Leia, abaixo, a íntegra de nota enviada pela TV Globo à Folha:
“A Globo não comenta assuntos da área de compliance, mas reafirma que todo relato de assédio, moral ou sexual, é apurado criteriosamente assim que a empresa toma conhecimento. A Globo não tolera comportamentos abusivos em suas equipes e, neste sentido, mantém um canal aberto para denúncias de violação às regras do Código de Ética do Grupo Globo. Por esse Código, assumimos o compromisso de sigilo do processo, assim como o de investigar, não fazer comentários sobre as apurações e tomar as medidas cabíveis, que podem ir de uma advertência até o desligamento do colaborador. Mesmo nas hipóteses de desligamento, as razões de compliance não são tornadas públicas.
Somos muito criteriosos para que os estilos de gestão estejam adequados aos comportamentos e posturas que a Globo quer incentivar e para que as medidas adotadas estejam de acordo com o que foi apurado. Não foi diferente nesse caso.

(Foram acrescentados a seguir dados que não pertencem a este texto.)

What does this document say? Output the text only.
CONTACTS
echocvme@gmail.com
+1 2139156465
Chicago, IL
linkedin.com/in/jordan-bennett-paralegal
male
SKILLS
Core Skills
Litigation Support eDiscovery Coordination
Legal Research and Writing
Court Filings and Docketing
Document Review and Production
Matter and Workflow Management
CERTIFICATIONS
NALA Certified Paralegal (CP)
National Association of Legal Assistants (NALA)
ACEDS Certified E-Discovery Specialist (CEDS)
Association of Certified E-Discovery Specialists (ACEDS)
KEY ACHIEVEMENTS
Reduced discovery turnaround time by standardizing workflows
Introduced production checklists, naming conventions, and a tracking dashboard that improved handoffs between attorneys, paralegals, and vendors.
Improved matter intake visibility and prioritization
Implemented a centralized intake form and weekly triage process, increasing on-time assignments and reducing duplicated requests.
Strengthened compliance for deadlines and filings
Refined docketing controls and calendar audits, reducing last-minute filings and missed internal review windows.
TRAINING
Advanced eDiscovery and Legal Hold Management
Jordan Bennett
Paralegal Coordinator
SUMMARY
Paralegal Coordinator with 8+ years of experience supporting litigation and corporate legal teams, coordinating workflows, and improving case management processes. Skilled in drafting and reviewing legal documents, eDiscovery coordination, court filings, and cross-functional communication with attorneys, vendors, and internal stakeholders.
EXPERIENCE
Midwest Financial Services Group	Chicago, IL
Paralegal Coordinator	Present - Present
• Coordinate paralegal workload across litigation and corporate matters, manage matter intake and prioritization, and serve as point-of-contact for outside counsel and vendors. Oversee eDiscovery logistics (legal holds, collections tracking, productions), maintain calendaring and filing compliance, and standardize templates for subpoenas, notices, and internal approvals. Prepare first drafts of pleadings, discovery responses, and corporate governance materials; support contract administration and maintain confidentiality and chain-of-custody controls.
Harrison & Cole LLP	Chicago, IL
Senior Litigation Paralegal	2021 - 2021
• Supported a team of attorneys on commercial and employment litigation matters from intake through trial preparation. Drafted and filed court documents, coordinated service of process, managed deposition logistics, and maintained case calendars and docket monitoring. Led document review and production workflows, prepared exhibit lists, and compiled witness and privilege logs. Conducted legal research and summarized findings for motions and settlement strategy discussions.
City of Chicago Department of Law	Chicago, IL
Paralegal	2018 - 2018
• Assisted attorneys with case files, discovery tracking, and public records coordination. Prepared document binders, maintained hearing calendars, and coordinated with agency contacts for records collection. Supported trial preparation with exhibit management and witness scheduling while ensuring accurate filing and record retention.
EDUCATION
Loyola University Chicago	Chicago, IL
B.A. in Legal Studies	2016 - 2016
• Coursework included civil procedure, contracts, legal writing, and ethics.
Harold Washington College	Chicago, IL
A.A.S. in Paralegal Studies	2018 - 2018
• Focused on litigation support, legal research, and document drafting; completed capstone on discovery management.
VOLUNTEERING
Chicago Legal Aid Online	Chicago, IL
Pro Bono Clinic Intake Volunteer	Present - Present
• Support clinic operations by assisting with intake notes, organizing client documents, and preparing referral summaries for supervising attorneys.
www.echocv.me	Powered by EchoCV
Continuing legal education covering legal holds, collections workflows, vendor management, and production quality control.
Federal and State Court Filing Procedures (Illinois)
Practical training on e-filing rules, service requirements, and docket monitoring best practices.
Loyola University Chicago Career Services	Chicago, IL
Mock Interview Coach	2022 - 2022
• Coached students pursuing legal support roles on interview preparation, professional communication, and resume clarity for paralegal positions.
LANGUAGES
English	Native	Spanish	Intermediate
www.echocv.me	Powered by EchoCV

Isso não quer dizer que os processos de compliance sejam estáticos. Ao contrário. Eles evoluem constantemente para acompanhar as discussões da sociedade. As práticas e as avaliações são revistas o tempo inteiro, assim como são propostas e acolhidas sugestões de melhoria nos mecanismos de comunicação interna. A própria sociedade está se transformando e a empresa acompanha esse processo.”